Benign and malignant liver tumours associated with congenital portosystemic shunts have been reported, including focal nodular hyperplasia, hepatocellular adenoma, and hepatoblastoma; however, malignant tumours are only observed in extrahepatic CPSS [25].

Among the cases we followed up, two children underwent laparoscopy and open surgery for shunt ligation, with a good prognosis and no severe postoperative complications. The 10 children with the remaining follow-up adopted conservative treatment, and all of them had spontaneous closure. The average closure time was 8.1 months (1–28 months), which is similar to the conclusion of Achiron [12]. In their cases, the mean interval between delivery and spontaneous closure in the IHPSS was 8.7 months. A management strategy for CPSS proposed that asymptomatic patients with portal–hepatic shunts should be followed up to 2 years old without immediate surgical treatment [2]. Endovascular closure is surgical and the treatment of choice for children who are symptomatic or whose shunt has not closed spontaneously after 2 years of age [26].

Two cases of labour induction (single-shunt group) were found to have copy number variations in the specimens of induction, which were located on chromosomes 7 and X, respectively.

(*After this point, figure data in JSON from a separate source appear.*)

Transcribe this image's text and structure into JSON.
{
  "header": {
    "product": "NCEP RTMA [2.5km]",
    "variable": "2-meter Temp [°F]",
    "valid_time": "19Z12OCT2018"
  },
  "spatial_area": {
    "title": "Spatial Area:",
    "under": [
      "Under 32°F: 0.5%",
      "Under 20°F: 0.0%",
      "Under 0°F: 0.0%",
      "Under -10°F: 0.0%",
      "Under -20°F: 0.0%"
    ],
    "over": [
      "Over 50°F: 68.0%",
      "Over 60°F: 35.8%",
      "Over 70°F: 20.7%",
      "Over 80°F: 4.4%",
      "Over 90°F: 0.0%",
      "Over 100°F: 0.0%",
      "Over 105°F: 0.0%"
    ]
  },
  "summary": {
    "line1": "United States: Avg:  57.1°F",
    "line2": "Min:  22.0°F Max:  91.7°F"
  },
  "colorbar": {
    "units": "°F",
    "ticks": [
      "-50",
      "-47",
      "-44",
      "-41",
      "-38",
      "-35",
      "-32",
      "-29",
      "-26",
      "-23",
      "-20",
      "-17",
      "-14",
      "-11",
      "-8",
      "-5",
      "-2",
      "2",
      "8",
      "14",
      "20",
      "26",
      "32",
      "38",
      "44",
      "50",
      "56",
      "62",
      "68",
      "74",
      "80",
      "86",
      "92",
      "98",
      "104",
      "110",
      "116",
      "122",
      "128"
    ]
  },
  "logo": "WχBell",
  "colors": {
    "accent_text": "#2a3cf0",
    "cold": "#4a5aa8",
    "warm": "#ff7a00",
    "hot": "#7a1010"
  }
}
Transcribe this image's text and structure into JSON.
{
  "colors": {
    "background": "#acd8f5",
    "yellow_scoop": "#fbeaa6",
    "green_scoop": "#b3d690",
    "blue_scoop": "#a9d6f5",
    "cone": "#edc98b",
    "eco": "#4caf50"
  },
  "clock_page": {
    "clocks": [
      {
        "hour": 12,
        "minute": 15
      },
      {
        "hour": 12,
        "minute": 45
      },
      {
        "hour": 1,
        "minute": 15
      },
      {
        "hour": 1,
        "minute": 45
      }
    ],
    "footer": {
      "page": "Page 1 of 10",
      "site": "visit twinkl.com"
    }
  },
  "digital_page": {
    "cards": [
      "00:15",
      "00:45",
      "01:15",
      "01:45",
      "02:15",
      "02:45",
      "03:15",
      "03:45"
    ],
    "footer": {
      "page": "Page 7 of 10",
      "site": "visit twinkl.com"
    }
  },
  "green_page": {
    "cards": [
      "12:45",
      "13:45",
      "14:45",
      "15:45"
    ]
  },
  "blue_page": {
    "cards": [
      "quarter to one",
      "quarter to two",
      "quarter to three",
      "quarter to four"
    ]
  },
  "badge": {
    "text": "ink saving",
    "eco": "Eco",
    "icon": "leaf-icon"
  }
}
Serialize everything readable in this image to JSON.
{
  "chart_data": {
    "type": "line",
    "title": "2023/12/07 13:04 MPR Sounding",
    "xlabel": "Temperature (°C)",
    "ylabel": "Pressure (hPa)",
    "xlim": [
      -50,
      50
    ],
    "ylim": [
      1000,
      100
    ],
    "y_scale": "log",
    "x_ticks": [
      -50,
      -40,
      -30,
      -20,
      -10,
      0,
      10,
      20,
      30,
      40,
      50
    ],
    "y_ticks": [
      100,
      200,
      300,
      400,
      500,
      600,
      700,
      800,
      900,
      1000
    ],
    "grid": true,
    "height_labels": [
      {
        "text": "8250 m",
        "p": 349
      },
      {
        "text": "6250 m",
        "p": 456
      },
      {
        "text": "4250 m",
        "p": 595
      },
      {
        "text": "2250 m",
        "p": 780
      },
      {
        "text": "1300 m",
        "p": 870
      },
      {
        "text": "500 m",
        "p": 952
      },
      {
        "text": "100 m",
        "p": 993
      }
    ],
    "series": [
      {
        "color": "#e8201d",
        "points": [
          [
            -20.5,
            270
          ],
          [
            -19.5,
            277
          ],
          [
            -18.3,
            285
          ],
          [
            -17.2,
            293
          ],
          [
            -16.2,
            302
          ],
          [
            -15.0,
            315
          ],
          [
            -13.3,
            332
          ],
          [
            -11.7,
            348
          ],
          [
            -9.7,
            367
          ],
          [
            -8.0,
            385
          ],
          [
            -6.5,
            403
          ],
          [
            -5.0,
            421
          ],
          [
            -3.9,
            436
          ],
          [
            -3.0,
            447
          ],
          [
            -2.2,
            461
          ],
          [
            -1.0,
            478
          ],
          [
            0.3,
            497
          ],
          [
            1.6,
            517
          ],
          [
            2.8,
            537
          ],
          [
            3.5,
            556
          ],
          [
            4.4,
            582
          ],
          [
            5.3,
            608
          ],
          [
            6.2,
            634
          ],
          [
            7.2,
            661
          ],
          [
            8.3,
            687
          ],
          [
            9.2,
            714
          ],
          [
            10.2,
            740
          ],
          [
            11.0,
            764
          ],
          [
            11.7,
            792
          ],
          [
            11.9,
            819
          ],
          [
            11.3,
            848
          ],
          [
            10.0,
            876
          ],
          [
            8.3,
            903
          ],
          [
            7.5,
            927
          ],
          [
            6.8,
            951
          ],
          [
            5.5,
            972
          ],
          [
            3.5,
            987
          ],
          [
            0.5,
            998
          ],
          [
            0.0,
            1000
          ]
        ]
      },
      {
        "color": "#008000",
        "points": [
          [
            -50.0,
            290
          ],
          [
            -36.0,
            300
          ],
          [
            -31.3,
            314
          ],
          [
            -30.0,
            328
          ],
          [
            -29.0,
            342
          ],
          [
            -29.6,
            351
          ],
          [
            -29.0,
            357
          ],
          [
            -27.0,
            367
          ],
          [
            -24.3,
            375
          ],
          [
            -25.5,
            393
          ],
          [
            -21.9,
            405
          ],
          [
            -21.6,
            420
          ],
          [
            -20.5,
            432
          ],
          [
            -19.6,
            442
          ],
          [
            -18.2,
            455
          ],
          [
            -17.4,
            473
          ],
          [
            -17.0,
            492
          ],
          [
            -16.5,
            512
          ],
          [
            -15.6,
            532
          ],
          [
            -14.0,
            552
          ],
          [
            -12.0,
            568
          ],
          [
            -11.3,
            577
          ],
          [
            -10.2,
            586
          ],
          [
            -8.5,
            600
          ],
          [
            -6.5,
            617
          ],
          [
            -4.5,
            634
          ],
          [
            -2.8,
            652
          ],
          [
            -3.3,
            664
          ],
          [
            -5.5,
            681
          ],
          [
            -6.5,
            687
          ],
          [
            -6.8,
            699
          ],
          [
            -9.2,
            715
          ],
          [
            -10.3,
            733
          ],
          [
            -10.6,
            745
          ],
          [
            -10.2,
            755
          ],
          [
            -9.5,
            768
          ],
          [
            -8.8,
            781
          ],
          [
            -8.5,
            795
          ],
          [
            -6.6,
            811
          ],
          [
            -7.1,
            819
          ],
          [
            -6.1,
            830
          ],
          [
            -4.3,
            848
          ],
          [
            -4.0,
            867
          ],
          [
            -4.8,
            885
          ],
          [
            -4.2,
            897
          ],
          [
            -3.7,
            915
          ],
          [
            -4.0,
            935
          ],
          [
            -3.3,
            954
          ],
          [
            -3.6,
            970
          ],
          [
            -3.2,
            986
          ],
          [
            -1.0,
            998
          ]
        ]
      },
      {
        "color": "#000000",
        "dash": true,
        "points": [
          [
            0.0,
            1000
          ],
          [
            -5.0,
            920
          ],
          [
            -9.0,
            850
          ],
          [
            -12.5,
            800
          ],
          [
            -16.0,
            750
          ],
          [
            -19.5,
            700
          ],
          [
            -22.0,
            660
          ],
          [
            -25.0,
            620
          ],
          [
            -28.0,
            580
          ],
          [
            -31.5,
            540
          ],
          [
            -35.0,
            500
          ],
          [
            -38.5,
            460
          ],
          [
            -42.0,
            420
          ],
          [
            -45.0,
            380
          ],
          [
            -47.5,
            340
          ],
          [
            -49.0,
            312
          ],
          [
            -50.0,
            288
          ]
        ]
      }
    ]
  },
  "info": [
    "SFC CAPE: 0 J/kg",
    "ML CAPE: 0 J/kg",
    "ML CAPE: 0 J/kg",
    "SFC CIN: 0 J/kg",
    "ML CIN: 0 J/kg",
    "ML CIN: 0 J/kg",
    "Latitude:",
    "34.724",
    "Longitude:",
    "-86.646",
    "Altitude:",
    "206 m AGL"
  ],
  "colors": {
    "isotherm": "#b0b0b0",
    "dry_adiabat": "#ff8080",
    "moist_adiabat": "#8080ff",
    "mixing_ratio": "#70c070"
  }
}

The microdeletion on chromosome 7 completely covers the region reported in “Williams-Beuren syndrome” (OMIM 194050). Microduplication located on the short arm of the X chromosome is a variant of unknown clinical significance and does not contain a pathogenic gene included in OMIM. This region is related to the reported region of the “Chromosome Xp11.23-p11.22 duplication syndrome” (OMIM 300,801). Karyotype analysis of the peripheral blood chromosome of one live infant (multiple-shunt group) showed inter-arm inversion of chromosome 9. The inter-arm inversion of chromosome 9 is generally considered a polymorphism; however, some studies have shown that it can have adverse genetic effects. No reports of copy number variations or inter-arm inversions have been found to be associated with IHPSS. Since not all of our cases were examined by whole-genome sequencing, whether these copy number variations or inversions between chromosomal arms were detected incidentally or were associated with the pathogenesis of IHPSS requires further investigation.

Our main limitation was the small number of cases, which will require further large-scale multicentre studies in the future.